In fact, her very first role was her playing the part of roast beef on a platter. As she waited back stage in a cradle, her mother was performing in a play called The Lost Child. “One scene called for a platter to be carried on-stage with a sleeping child in place of a roast, but, at the time of the cue, the regular baby was having a noisy tantrum. Annie, waiting in the wings, offered her nine-month old offspring as a stand-in. Maude was placed on the platter and carried in, but, rather than stay asleep, she sat up and looked around in fascination and her first triumph in front of the footlights was accomplished.”
Maude’s father, James Kiskadden, passed away when she was still quite young, so she would divide her time between her traveling mother, and her grandmother, who still resided in Salt Lake City. At age sixteen, Maude left Salt Lake for the lights of New York, where she was cast into more and more prominent roles. By the late 1890’s she was a star. As Maude set out to make a name for herself, she chose her mother’s maiden name as a more fitting name to be known by.
“Richard Matheson was inspired to write “Bid Time Return” (original story made into the movie Somewhere In Time) after being mesmerized by the portrait of famous actress, Maude Adams, hanging in the Opera House in Virginia City, Nevada during a trip. When he researched her, he found some interesting and mysterious facts about her reclusive life, and wondered what may have occurred in her life, thus the idea for his novel was born.”
Never forgetting her roots, Maude arranged for the complimentary seating of the entire Mormon Tabernacle Choir, while they were touring in New York, for her performance of Peter Pan. This was in the year 1909. At the end of the performance, the Choir stood and sang “Auld Lang Syne”, in her honor, and the whole audience joined in.
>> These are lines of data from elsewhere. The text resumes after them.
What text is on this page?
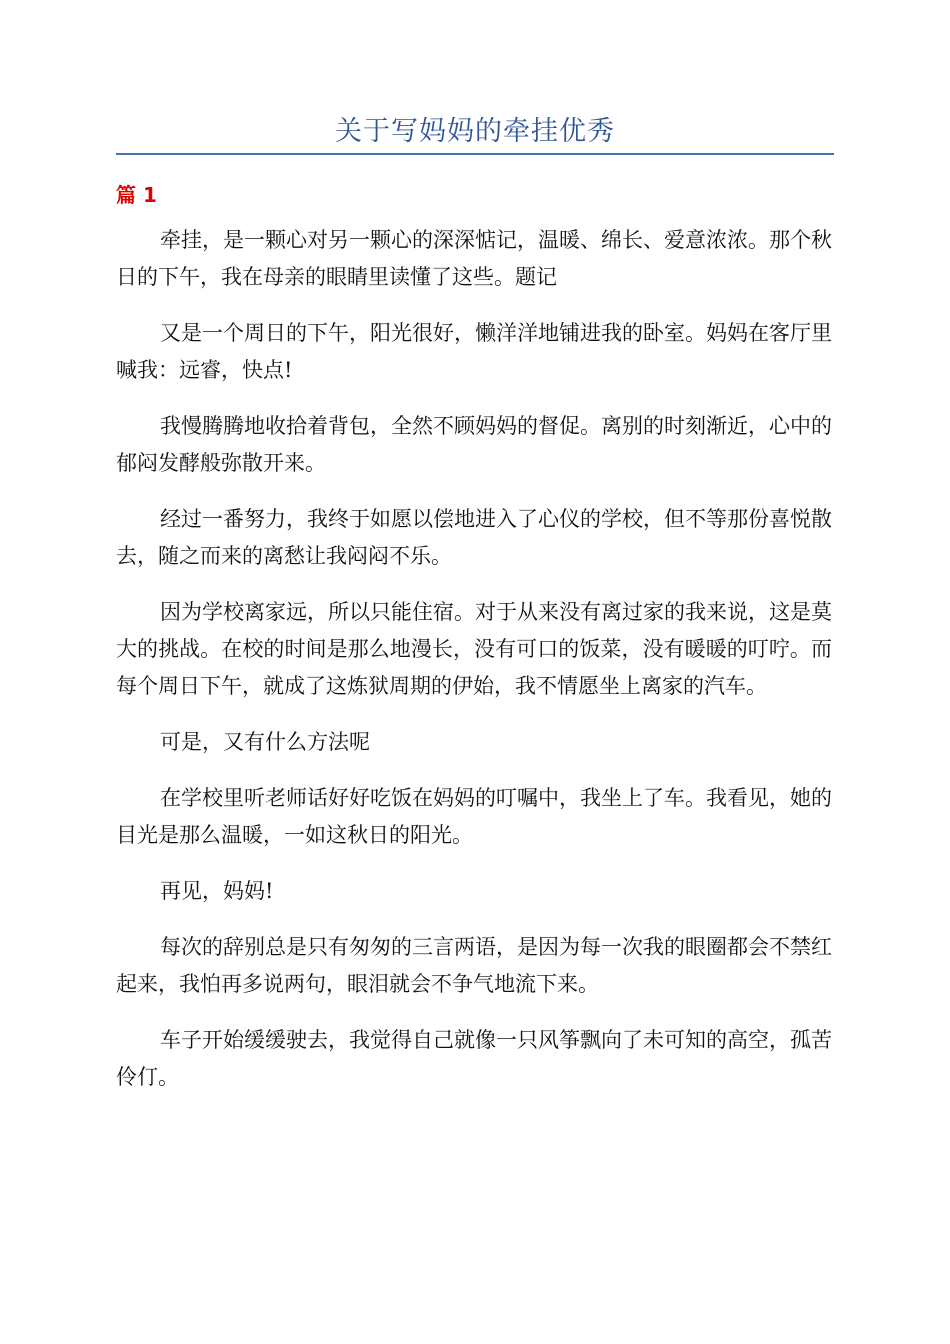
关于写妈妈的牵挂优秀
篇 1

牵挂，是一颗心对另一颗心的深深惦记，温暖、绵长、爱意浓浓。那个秋日的下午，我在母亲的眼睛里读懂了这些。题记

又是一个周日的下午，阳光很好，懒洋洋地铺进我的卧室。妈妈在客厅里喊我：远睿，快点!

我慢腾腾地收拾着背包，全然不顾妈妈的督促。离别的时刻渐近，心中的郁闷发酵般弥散开来。

经过一番努力，我终于如愿以偿地进入了心仪的学校，但不等那份喜悦散去，随之而来的离愁让我闷闷不乐。

因为学校离家远，所以只能住宿。对于从来没有离过家的我来说，这是莫大的挑战。在校的时间是那么地漫长，没有可口的饭菜，没有暖暖的叮咛。而每个周日下午，就成了这炼狱周期的伊始，我不情愿坐上离家的汽车。

可是，又有什么方法呢

在学校里听老师话好好吃饭在妈妈的叮嘱中，我坐上了车。我看见，她的目光是那么温暖，一如这秋日的阳光。

再见，妈妈!

每次的辞别总是只有匆匆的三言两语，是因为每一次我的眼圈都会不禁红起来，我怕再多说两句，眼泪就会不争气地流下来。

车子开始缓缓驶去，我觉得自己就像一只风筝飘向了未可知的高空，孤苦伶仃。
Maude Adams never married. Rather, she was married to the stage. After an amazing career, she retired from acting in 1918. She began staging and directing, which became her true passion. Finally, in 1931, she staged and acted in her final performance in The Merchant of Venice at Kingsbury Hall on the University of Utah campus. She died at her home in the Catskill Mountains of New York on July 16, 1953.
Information taken from:
Relief Society Magazine, 1890, p. 244
Utah Historical Quarterly, Winter 1970, p. 65
Somewhere In Time trivia
More on Maude Adams has been discovered over the years, including her longtime female lovers, the last of whom she was buried near. Her careful selection of roles in “breeches productions” in which she cross-dressed helped crack open our perceptions of what a woman can be and arguably helped seed the theater, and the country, with the what would be come the gay liberation movement. Here’s a recent Beehive Archive on Maude that just aired on KCPW in Salt Lake.
http://www.utahhumanities.org/stories/items/show/353
Remarkable talented beauties from the past that almost no one today has ever heard of. Sorta Sad.